I had been keeping a list of whose games I wanted to immediately seek out after finishing the book. the first was Nina Freeman, starting with her then-in-development game Cibele. I found her itch.io page on my phone. thirty nine minutes to go. I paid eight dollars for her game. I scrolled through the rest of her published works. I spelunked into some of the poetry on her website. twenty three minutes to go. some of that poetry was included in Embed, offering a glimpse into the work she discussed in her interviews with Ellison. I was really taken by them. they portray an honesty and an open sexuality, revolving around the kind of online communities which don't exist in quite the same way anymore.

the game she was working on was about falling in love with someone through an MMO, circa 2009. getting to know someone through hours of daily cooperation online. taking suggestive photos for your e-crush on a digital camera, transferring them from SD card to computer, and sending them over email. virtual connection spilling over into our real lives in larger doses, before micro-blogging and content algorithms and endless streams of disparate video strained that connection into something even thinner. something almost entirely one-sided. I knew I needed to play her game. it was going to be the first thing I did once my computer was finished. twelve minutes to go.

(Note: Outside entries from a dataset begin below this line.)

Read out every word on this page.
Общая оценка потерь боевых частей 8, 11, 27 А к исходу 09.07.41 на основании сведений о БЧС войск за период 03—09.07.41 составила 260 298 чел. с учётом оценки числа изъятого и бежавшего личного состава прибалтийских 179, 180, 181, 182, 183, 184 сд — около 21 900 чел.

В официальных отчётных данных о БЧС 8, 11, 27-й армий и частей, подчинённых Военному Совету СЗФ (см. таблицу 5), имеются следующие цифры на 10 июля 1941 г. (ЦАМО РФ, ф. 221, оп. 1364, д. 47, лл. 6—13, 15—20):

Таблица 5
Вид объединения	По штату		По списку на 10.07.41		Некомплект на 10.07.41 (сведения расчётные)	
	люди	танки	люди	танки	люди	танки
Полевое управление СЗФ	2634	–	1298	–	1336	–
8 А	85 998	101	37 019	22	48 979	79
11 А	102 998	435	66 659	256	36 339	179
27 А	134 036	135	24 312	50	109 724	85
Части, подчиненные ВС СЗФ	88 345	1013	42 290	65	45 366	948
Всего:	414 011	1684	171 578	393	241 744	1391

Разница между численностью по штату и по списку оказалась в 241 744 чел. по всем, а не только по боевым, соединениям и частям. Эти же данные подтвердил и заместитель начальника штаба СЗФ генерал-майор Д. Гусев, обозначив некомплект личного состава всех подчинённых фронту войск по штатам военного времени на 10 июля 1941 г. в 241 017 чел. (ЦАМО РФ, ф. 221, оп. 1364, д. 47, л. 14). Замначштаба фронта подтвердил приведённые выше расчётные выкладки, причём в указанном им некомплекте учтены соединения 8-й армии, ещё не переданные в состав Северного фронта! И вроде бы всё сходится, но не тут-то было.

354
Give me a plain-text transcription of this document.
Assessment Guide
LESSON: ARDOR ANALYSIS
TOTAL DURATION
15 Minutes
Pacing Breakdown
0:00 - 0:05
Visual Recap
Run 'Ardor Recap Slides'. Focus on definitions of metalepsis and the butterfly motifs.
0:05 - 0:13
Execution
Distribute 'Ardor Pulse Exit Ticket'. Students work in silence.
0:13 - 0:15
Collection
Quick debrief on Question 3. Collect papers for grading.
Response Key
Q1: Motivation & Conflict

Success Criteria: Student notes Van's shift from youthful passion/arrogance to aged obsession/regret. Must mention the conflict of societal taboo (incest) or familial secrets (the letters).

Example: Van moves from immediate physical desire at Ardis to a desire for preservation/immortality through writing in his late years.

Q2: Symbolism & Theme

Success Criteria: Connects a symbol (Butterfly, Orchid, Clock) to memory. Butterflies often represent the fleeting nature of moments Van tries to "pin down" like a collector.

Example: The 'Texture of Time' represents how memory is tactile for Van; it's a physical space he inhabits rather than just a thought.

finally, the wait was over. I input all the passwords that needed inputting. I clicked all the update buttons I could find. I tested the keyboard for a minute. I still like my Keychron better. I tested the camera. it still sucks. they've been putting the same iPhone 4S front-facing camera in these things for the better part of a decade. it's ridiculous. I tested how hot the thing runs while editing video in Final Cut Pro. finally, I don't have to fear for my computer setting my wooden IKEA desk on fire. all that done, I installed and played Cibele.

it was beautiful. it was voyeuristic, and it was uncomfortable, and it made me laugh out loud for no one, and I loved it. it was art. you should play it too. it's only about two hours long. it should run on anything. I dare not say anything about its particulars—those are best discovered on your own.

Tells a story of first love and interaction with others through the membership online and in an MMO group. I think it's hard to connect to when you are older or a guy because the guy is such a loser with so many things he says being a red flag, not that it's an abusive relationship just that your talking to basically an idiot child. The actual use of the game, internet, and other people just isn't handled as interesting or as well as something like Secret Little Haven and it's too short to really do anything that interesting with other characters and dialogues. A more unique and personal project (and older) but I'd recommend something like Florence, Secret Little Haven, or One Night Stand before this.